Toyota to spice up old Corolla to keep market lead
Car producer to launch new version of the model as it tries to retain global sales crown
With Toyota Motor back on top as the world's largest vehicle maker, president Akio Toyoda is not looking to a relative youngster like the Prius hybrid to defend that lead. Instead, he is counting on a middle-aged veteran: the 47-year-old Corolla.
Later this year - it has not said when or where - Toyota plans to introduce a revamped version of its global best-seller, which last underwent a redesign in 2008.
No launch is more consequential for Toyota this year as the Prius is not due for a major change until 2014 and a new Camry car came out only about a year ago.

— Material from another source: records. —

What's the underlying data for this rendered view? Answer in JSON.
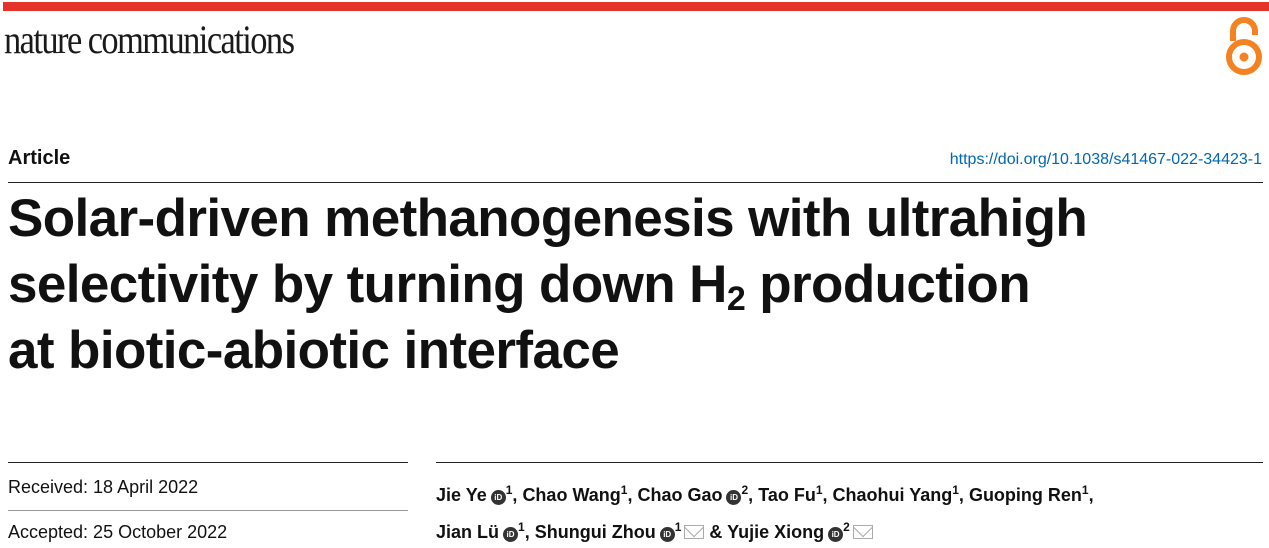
{
  "journal": {
    "name": "nature communications",
    "accent": "#e63329",
    "open_access_color": "#f58220",
    "open_access_icon": "open-access-icon"
  },
  "article": {
    "type": "Article",
    "doi": "https://doi.org/10.1038/s41467-022-34423-1",
    "title_lines": [
      "Solar-driven methanogenesis with ultrahigh",
      "selectivity by turning down H",
      "2",
      " production",
      "at biotic-abiotic interface"
    ]
  },
  "dates": {
    "received": "Received: 18 April 2022",
    "accepted": "Accepted: 25 October 2022"
  },
  "authors": [
    {
      "name": "Jie Ye",
      "aff": "1",
      "orcid": true,
      "sep": ", "
    },
    {
      "name": "Chao Wang",
      "aff": "1",
      "orcid": false,
      "sep": ", "
    },
    {
      "name": "Chao Gao",
      "aff": "2",
      "orcid": true,
      "sep": ", "
    },
    {
      "name": "Tao Fu",
      "aff": "1",
      "orcid": false,
      "sep": ", "
    },
    {
      "name": "Chaohui Yang",
      "aff": "1",
      "orcid": false,
      "sep": ", "
    },
    {
      "name": "Guoping Ren",
      "aff": "1",
      "orcid": false,
      "sep": ","
    },
    {
      "name": "Jian Lü",
      "aff": "1",
      "orcid": true,
      "sep": ", "
    },
    {
      "name": "Shungui Zhou",
      "aff": "1",
      "orcid": true,
      "email": true,
      "sep": " & "
    },
    {
      "name": "Yujie Xiong",
      "aff": "2",
      "orcid": true,
      "email": true,
      "sep": ""
    }
  ],
  "orcid_label": "iD"
}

For Toyoda, the compact will be a chance to build on pledges to make cars that are more fun to drive and shed some of the company's reputation for blandness.
More relevant for investors, the success of the top-selling car in history will help determine Toyota's ability to return to the profitability it enjoyed before the global financial crisis and the recall of millions of vehicles.
The Corolla "might be viewed as boring by some, but for others it's bulletproof," said Kurt Sanger, an analyst at Deutsche Bank, who has a buy rating on Toyota stock. "The profit per unit might be lower than other models, but if you sell that many, you're going to make money."
Sanger is optimistic over Toyota's money-making prospects. He is among a dozen analysts tracked by Bloomberg who have raised earnings estimates for the vehicle maker in the past month as the tumbling yen raises the value of Japanese exports.
The yen hit 91.26 to the US dollar on Monday, the weakest since June 2010. Toyota's annual operating profit gains by 35 billion yen (HK$2.97 billion) for every one-yen drop in the value of the Japanese currency against the dollar.
Toyota has sold more than 40 million Corollas over the years. Although the car remained its top seller last year - estimated by the company at 1.21 million deliveries worldwide - Corolla sales have fallen from a peak of 1.42 million units in 2006 as Honda Motor's Civic and Hyundai Motor's Elantra won customers with fuel economy and lower prices.
The Civic overtook the Corolla as the best-selling compact sedan in the US last year, according to researcher Autodata.
This year, global sales of the Corolla will probably increase 7 per cent to 1.3 million units, according to Takeshi Miyao, an analyst with researcher Carnorama Japan.
The declining popularity of the Corolla has been mirrored in the company's earnings. Toyota's profit forecast for the fiscal year to end March is less than half the amount five years ago.